The compulsion to improve the level of competence of private health-care providers with no formal training in rural areas has once again been highlighted by a survey of over 23,000 households in 100 villages in Madhya Pradesh
On average, people had access to 11 health-care providers in a village. Seventy-one per cent of these providers were in the private sector but only 51 per cent had any formal medical training. In terms of primary care visits, the private sector accounted for 89 per cent, of which 77 per cent visits were to the providers who had no formal training. In contrast, only 11 per cent of all primary care visits were to the public health sector and only 4 per cent were to providers with an MBBS degree.
Despite the fact that availability of primary care centre in the public sector and the competence of doctors in the public sector improved with village size and socioeconomic status of households in a village, doctors in the public sector spent only 2.1 hours a day seeing patients as there were fewer patients per provider. This is despite the fact that doctors with formal training were relatively more competent as they exhibited higher correct diagnosis and correct treatment rates than health-care providers who were trained in alternative medicine and those without any training whatsoever.
The results of a study were published on October 5 in the journal Health Affairs.
Only 30 villages had a doctor with an MBBS degree (private or public sector) and only 31 villages had access to a public primary care centre. In contrast, quacks were present in all but one village. Eighty-eight of the hundred villages had access to at least three quacks.
The study found that the socioeconomic status of a village and not household determines the quality of care that people receive. Households with low socioeconomic status located in villages with high socioeconomic status were able to access more competent health care providers. But households with low socioeconomic status located in villages with low socioeconomic status access low quality care. “Poor people living in poor communities are especially deprived of high-quality health services,” the authors write.
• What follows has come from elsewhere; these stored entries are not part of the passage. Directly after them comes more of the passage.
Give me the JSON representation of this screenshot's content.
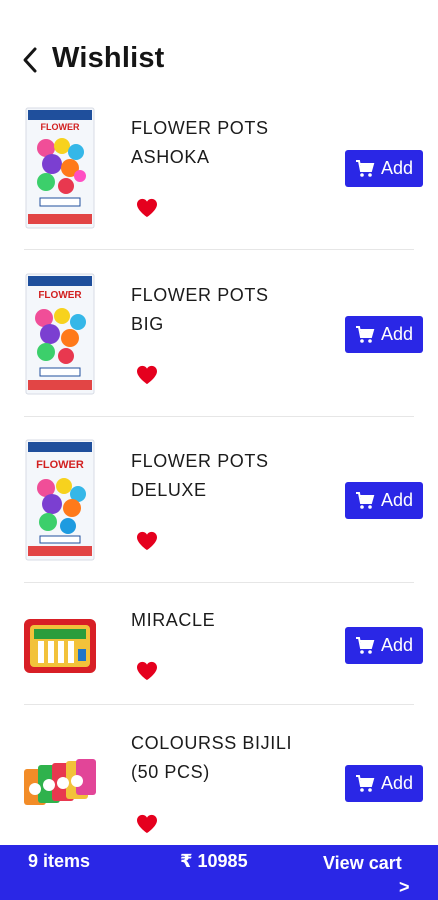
{
  "header": {
    "title": "Wishlist"
  },
  "items": [
    {
      "name_line1": "FLOWER POTS",
      "name_line2": "ASHOKA",
      "add_label": "Add",
      "image": "flower-pots-box"
    },
    {
      "name_line1": "FLOWER POTS",
      "name_line2": "BIG",
      "add_label": "Add",
      "image": "flower-pots-box"
    },
    {
      "name_line1": "FLOWER POTS",
      "name_line2": "DELUXE",
      "add_label": "Add",
      "image": "flower-pots-box"
    },
    {
      "name_line1": "MIRACLE",
      "name_line2": "",
      "add_label": "Add",
      "image": "miracle-pack"
    },
    {
      "name_line1": "COLOURSS BIJILI",
      "name_line2": "(50 PCS)",
      "add_label": "Add",
      "image": "bijili-packs"
    }
  ],
  "bottom_bar": {
    "items_count": "9 items",
    "total": "₹ 10985",
    "view_cart": "View cart",
    "view_cart_chevron": ">"
  },
  "colors": {
    "accent": "#2a27e6",
    "heart": "#e5001e"
  }
}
“Providing public care in scattered rural outposts is a very costly option. Even if the government were to staff these posts, the number of patients would be so low that doctors may effectively provide care to only five-six patients a day,” says Jishnu Das, a senior visiting fellow at the Centre for Policy Research, New Delhi and the first author of the paper. Imparting training to improve the competence of providers in the informal sector and providing villagers transport to seek care from health care providers located in larger towns are viable alternatives, the authors say.